|Reeves Iii, James|
Submitted to: Near Infrared Spectroscopy Journal
Publication Type: Peer Reviewed Journal
Publication Acceptance Date: July 20, 2004
Publication Date: September 10, 2004
Citation: Delwiche, S.R., Reeves III, J.B. 2004. The effect of spectral pretreatments on the pls modeling of agricultural products. Near Infrared Spectroscopy Journal. 12:177-182. Interpretive Summary: The analytical technique known as near-infrared (NIR) spectroscopy has been widely used by the agricultural and food industries for the past three decades. Its popularity stems from its rapidness (e.g., hundreds of samples per laboratory per day), accuracy, and ease of analysis. Considered a secondary analytical procedure, the success of an NIR method ultimately lies with its calibration to a primary procedure. One common analytical method for calibration is called partial least squares regression. Essentially, a regression equation is developed that relates the component of interest (the analyte) to the spectra, having first performed a mathematical compression to the spectra to reduce it from several hundred data values to a number between 2 and 15. Even before this compression step, other mathematical transformations, referred to as spectral pretreatments, are typically performed to enhance model accuracy. This study reports on our systematic attempt to explore for the relative strengths of the popularly used pretreatments. These pretreatments include ones that correct for differences in particle size within the sample, ones that remove noise from the spectra, and ones that enhance spectral absorption bands through derivatization. Having developed a batch program that runs in a commercial statistics software package (i.e., SAS), we now have the ability to try out hundreds of spectral pretreatments, and have selected ten representative ones for this study. Statistical tests which examine the variance of the residuals (NIR-predicted minus reference) and the consistency of the rank order of the ten pretreatments for two spectral sets (a cross-validation and a test set) have been utilized on two completely independent sets of data, one consisting of ground wheat (with two analytes) for human food, the other consisting of forages (also with two analytes) for animal feed. Our findings indicate that differences in modeling error arise with the different pretreatments; however, many of these differences are not statistically different. Scientists, specifically those that develop multivariate statistical analytical methods, and analytical laboratories are the intended beneficiaries of this research.

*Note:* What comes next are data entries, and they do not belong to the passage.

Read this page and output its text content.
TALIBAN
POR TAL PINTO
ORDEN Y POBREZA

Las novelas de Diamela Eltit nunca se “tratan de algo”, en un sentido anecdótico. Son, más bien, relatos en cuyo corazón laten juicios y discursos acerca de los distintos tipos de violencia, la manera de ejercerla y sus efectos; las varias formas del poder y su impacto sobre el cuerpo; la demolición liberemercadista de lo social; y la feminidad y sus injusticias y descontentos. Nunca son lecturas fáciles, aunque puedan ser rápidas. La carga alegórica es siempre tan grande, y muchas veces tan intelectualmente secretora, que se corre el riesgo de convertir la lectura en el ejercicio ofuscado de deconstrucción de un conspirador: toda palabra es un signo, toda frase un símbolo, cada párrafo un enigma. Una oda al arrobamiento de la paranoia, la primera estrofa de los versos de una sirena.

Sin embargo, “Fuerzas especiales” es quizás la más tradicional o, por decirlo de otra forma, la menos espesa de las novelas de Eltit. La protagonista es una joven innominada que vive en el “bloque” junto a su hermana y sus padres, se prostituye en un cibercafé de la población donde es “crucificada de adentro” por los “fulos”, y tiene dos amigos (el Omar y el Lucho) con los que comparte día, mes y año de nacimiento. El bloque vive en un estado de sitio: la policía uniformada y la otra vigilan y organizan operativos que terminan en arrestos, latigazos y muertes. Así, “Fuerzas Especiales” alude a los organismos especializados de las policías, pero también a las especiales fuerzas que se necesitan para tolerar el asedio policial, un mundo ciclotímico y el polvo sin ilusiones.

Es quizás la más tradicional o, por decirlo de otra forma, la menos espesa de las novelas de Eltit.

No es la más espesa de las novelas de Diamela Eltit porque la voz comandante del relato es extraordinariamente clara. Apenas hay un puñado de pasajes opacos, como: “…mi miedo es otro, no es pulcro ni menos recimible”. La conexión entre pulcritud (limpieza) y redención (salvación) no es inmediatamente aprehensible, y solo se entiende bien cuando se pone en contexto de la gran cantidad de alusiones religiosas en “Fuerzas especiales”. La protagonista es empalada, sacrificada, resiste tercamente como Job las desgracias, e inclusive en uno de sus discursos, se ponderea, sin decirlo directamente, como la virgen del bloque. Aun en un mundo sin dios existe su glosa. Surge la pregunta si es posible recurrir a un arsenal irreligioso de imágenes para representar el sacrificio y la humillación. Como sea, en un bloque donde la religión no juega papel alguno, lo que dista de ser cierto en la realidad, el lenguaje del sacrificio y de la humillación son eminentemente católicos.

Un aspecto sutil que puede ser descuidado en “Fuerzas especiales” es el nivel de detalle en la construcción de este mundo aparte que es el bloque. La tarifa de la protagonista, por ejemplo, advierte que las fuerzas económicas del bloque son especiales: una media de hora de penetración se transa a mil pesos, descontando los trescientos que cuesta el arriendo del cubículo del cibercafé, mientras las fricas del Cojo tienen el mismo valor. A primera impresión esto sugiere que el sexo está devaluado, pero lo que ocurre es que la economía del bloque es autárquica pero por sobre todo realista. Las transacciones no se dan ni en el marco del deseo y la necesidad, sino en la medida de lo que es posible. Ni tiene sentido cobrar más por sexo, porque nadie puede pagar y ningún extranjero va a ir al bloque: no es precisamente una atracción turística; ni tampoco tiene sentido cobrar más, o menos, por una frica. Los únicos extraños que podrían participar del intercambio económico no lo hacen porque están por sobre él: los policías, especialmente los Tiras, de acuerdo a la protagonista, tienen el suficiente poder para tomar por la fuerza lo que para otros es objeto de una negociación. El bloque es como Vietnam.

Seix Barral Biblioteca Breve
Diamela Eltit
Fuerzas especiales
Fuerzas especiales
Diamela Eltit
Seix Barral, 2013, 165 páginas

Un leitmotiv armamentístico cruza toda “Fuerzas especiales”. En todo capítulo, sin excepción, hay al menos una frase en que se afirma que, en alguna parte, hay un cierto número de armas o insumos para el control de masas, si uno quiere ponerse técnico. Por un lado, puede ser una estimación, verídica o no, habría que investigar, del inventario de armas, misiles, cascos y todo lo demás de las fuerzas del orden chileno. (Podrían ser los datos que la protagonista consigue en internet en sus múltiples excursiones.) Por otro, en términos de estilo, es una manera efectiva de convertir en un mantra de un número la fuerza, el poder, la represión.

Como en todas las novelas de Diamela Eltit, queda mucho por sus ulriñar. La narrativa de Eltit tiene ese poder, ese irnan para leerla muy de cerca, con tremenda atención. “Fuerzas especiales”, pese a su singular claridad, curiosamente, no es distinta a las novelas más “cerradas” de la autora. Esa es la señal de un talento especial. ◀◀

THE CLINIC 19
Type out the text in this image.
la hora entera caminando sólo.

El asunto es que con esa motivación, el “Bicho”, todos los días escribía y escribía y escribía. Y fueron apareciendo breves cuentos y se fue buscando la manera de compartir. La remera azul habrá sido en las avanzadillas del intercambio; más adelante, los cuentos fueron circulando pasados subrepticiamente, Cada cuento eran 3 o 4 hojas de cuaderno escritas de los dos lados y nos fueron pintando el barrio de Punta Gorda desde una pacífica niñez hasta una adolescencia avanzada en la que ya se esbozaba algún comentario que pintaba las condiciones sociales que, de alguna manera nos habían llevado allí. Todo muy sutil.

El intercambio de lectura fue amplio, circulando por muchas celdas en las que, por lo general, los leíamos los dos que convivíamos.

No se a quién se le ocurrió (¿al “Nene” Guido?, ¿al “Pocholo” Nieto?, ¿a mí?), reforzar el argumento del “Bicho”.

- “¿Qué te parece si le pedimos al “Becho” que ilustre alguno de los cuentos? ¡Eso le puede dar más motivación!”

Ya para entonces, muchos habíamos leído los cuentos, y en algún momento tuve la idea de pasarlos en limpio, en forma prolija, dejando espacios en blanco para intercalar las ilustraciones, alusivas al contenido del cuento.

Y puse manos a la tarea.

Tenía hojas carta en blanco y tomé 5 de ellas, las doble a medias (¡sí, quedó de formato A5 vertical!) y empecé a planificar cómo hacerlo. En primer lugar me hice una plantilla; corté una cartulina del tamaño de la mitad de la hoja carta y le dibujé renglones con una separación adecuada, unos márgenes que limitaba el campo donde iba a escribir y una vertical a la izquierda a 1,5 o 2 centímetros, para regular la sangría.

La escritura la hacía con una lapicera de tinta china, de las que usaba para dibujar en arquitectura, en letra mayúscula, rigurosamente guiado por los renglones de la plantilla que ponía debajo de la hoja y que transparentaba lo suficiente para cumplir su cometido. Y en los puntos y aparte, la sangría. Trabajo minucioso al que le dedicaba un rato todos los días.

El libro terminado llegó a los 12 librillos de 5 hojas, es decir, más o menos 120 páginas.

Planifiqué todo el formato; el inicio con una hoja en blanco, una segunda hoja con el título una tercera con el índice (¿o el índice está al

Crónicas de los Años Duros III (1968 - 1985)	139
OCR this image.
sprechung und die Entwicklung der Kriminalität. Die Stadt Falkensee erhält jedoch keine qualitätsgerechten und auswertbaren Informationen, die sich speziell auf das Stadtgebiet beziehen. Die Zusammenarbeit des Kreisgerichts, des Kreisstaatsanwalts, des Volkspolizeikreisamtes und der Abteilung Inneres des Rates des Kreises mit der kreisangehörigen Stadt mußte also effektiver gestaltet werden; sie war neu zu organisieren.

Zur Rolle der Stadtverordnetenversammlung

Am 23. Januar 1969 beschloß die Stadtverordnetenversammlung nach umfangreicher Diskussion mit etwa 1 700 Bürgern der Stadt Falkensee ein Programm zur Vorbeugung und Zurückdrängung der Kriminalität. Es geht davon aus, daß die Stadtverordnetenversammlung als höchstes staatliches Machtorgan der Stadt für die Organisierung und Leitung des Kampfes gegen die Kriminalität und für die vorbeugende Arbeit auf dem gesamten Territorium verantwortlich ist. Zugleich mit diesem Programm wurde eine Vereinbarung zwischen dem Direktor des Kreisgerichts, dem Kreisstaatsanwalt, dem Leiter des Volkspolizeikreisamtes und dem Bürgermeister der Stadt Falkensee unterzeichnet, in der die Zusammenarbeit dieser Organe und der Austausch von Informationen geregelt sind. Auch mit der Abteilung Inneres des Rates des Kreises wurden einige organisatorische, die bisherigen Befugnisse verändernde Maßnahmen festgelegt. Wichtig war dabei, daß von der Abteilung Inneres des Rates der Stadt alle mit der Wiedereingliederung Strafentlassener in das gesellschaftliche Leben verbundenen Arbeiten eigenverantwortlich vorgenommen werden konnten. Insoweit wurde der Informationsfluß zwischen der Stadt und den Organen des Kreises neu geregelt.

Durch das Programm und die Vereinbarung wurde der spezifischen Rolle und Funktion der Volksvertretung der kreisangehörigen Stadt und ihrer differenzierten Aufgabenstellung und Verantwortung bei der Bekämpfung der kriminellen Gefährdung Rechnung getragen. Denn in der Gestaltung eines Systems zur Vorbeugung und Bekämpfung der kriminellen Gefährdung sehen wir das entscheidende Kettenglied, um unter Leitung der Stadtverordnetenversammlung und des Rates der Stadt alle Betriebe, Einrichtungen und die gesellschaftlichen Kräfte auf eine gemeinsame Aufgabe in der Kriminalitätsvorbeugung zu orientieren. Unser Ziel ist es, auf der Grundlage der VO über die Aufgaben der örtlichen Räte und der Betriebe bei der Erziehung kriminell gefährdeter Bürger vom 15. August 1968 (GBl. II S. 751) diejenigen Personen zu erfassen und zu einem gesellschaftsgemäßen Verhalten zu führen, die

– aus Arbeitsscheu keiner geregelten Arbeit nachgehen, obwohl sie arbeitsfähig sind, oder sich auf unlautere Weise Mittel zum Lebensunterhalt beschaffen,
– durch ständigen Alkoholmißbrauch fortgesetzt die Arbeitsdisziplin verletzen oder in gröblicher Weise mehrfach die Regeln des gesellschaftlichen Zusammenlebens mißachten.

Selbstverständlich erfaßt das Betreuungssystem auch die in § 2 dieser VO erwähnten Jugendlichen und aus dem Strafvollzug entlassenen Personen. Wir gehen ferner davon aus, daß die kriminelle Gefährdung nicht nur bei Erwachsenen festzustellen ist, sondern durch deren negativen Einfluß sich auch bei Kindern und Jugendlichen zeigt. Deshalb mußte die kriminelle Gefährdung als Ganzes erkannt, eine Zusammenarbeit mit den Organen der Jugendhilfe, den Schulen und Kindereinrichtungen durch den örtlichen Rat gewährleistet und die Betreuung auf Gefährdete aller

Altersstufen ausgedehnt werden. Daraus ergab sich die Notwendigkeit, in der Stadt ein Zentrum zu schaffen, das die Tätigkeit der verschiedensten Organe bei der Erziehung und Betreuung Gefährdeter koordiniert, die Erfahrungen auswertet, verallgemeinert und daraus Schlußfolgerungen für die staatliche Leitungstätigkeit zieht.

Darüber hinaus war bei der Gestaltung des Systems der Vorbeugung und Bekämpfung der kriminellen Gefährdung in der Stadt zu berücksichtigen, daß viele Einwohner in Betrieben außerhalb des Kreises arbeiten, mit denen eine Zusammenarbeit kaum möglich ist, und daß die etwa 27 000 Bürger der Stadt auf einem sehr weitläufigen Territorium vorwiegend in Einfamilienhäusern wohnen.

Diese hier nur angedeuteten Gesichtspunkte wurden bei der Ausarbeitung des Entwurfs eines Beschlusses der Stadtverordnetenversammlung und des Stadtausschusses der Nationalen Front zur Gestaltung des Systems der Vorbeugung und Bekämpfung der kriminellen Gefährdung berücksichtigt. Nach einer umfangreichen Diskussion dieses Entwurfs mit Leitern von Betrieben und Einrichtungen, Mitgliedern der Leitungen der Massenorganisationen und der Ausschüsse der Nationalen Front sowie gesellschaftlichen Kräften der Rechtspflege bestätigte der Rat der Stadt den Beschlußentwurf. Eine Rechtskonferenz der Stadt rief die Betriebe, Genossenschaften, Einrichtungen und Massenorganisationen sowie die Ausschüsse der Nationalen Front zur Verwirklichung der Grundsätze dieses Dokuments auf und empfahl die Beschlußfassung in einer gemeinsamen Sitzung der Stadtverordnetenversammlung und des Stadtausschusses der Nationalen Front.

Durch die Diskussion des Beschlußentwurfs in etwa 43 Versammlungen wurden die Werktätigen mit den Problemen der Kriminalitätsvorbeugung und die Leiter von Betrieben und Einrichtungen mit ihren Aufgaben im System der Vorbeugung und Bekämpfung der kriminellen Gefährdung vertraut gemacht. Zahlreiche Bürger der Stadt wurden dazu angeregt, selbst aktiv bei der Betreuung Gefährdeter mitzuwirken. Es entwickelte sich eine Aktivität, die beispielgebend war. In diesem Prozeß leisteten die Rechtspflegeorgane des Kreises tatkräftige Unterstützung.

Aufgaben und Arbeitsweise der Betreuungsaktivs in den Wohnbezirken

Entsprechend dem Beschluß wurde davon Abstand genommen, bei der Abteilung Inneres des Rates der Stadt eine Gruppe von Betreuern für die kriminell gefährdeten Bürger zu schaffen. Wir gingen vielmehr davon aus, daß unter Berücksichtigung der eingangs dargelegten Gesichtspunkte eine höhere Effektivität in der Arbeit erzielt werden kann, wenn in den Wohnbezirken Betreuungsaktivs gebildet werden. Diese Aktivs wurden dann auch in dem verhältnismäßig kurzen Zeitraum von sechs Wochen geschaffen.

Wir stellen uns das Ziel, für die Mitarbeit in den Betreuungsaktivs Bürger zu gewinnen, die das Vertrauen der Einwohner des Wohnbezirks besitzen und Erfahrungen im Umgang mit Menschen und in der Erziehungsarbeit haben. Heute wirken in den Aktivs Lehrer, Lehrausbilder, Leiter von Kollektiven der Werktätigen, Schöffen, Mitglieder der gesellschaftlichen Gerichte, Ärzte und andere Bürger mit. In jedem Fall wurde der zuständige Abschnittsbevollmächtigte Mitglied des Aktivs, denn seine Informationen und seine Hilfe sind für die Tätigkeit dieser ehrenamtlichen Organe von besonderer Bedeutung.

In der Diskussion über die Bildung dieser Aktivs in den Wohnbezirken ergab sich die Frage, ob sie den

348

Technical Abstract: Spectral pretreatment, such as scatter correction, smoothing, and derivatization, is considered, almost by folklore, an integral component to the development of near-infrared (NIR) partial least squares (PLS) regression equations. This study was undertaken to examine the importance of pretreatments. Diffuse reflectance NIR (1100-2500 nm) spectra of ground wheat and forages were separately analyzed. For ground wheat, the effect of spectral pretreatment on the PLS equations for protein content and sodium dodecyl sulfate (SDS) sedimentation volume (a protein quality index) was examined. For forages, similar examinations were performed on crude protein content and lignin content. Results indicate that while pretreatment is indeed important, statistical significance, as determined by F-test of correlated variances, is often not established. Protein content calibrations tend to be enhanced by scatter correction, as opposed to smoothing or derivatization, whereas the SDS sedimentation volume and lignin content calibrations favored these convolution functions. It is recommended that the selection of the best pretreatment for an analyte be based on the combination of statistical testing and the modeler's judgment.